SSL Profiles Part 8: Client Authentication
We tried doing client certificate authentication but unsuccessful. We generated self-signed certificate for client system on F5 LTM. Exported and imported the certificate and key in client system Mozilla browser. We have set 'require' setting in ssl profile client authentication. When trying to access website we get pop-up in mozilla to select certificate, after selecting certificate we get ssl error message in browser.

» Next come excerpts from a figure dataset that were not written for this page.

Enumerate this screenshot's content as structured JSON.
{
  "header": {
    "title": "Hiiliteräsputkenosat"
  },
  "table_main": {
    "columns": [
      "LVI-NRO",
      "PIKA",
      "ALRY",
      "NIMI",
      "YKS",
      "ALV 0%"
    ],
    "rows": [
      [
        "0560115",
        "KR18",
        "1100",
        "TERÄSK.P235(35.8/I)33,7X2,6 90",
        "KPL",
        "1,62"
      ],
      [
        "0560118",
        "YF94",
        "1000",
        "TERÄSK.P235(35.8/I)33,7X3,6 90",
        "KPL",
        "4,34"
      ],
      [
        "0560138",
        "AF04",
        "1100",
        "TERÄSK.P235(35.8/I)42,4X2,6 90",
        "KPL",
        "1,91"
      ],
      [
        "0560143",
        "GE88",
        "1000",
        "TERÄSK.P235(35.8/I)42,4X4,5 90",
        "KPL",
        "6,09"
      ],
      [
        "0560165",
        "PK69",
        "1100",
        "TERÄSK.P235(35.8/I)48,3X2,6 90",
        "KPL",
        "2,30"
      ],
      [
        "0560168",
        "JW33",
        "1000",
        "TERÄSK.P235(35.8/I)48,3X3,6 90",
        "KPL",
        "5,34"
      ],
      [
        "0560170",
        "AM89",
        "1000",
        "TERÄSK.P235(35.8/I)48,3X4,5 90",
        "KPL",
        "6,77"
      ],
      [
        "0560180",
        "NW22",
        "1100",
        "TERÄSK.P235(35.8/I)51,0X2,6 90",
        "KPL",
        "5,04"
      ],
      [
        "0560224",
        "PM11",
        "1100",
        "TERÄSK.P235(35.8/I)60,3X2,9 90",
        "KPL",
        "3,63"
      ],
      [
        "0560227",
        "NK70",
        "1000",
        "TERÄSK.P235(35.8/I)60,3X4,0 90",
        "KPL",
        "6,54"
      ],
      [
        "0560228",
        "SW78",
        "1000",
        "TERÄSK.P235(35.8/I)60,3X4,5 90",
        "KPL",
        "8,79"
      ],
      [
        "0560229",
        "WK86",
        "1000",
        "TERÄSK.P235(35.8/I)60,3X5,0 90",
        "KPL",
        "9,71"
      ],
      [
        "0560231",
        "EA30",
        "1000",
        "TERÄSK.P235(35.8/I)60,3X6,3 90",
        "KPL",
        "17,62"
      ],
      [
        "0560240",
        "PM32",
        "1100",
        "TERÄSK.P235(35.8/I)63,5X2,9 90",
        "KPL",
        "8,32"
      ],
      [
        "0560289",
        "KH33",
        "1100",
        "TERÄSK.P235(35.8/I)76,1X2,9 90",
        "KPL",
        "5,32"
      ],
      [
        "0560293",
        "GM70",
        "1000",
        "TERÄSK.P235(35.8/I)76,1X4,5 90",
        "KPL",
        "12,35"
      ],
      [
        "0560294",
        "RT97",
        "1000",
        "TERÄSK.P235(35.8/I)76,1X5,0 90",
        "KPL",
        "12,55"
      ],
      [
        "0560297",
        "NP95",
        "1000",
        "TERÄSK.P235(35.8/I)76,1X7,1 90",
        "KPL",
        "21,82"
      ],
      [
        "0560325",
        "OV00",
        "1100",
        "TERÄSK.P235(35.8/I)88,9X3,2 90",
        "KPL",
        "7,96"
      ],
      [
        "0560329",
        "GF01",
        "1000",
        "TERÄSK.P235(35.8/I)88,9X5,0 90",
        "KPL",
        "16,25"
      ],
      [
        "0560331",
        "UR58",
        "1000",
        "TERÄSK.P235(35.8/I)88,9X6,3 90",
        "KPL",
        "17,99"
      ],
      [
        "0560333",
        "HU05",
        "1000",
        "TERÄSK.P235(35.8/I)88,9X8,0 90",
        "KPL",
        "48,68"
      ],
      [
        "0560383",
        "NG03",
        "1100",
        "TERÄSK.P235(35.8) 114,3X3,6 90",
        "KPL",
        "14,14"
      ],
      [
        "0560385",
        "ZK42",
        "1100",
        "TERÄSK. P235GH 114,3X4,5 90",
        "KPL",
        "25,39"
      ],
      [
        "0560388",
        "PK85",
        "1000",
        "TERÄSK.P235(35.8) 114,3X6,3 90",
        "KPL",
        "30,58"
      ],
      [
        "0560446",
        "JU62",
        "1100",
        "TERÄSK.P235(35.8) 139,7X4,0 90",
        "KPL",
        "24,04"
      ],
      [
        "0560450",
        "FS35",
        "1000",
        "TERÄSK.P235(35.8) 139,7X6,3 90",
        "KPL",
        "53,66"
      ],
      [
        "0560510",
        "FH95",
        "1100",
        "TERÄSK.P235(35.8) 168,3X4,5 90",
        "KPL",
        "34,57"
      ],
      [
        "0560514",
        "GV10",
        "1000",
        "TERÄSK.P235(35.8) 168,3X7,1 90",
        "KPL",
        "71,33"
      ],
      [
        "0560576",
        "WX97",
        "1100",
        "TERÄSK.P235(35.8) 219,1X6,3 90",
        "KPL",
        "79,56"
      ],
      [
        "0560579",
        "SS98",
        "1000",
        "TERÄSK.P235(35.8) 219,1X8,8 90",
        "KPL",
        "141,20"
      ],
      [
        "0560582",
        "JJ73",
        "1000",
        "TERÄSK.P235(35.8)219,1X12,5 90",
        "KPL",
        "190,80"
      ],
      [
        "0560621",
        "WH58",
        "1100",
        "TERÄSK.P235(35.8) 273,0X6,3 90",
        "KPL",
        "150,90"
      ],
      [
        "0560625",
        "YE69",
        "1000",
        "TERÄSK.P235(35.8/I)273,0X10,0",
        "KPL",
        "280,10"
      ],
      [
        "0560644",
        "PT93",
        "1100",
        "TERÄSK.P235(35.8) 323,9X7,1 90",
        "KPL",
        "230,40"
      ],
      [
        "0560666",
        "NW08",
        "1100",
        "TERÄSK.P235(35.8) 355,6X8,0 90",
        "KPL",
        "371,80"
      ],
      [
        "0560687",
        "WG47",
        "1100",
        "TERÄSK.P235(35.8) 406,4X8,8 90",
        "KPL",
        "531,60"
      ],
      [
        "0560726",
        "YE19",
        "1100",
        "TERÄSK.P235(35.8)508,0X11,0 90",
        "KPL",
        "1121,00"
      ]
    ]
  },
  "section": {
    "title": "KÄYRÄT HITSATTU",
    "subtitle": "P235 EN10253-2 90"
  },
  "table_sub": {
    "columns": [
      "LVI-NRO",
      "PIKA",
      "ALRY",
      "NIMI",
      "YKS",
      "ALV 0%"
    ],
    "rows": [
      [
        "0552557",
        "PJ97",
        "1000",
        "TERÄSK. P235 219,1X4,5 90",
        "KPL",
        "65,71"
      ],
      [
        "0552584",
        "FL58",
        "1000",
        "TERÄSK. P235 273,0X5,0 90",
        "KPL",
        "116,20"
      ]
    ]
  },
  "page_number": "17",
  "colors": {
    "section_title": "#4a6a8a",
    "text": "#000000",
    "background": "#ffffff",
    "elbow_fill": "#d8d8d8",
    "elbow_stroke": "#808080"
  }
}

On F5 LTM logs we see below logs: Aug 31 17:56:56 ltm warning tmm[12989]: 01260006:4: Peer cert verify error: self signed certificate (depth 0; cert /C=IN/ST=example/L=abc/O=xyz/OU=IT/CN= Aug 31 17:56:56 ltm info tmm[12989]: Rule /Common/Cert_Logging : Certificate 1: XX:XX:XX:XX Aug 31 17:56:56 ltm info tmm[12989]: Rule /Common/Cert_Logging : Client Certificate Recieved - IP:192.168.1.4 Serial:XX:XX:XX:XX Aug 31 17:56:56 ltm warning tmm[12989]: 01260009:4: Connection error: ssl_shim_vfycerterr:4403: self signed certificate (48)
We see F5 is receiving certificate but unable to verify it. Even though certificate is available with F5.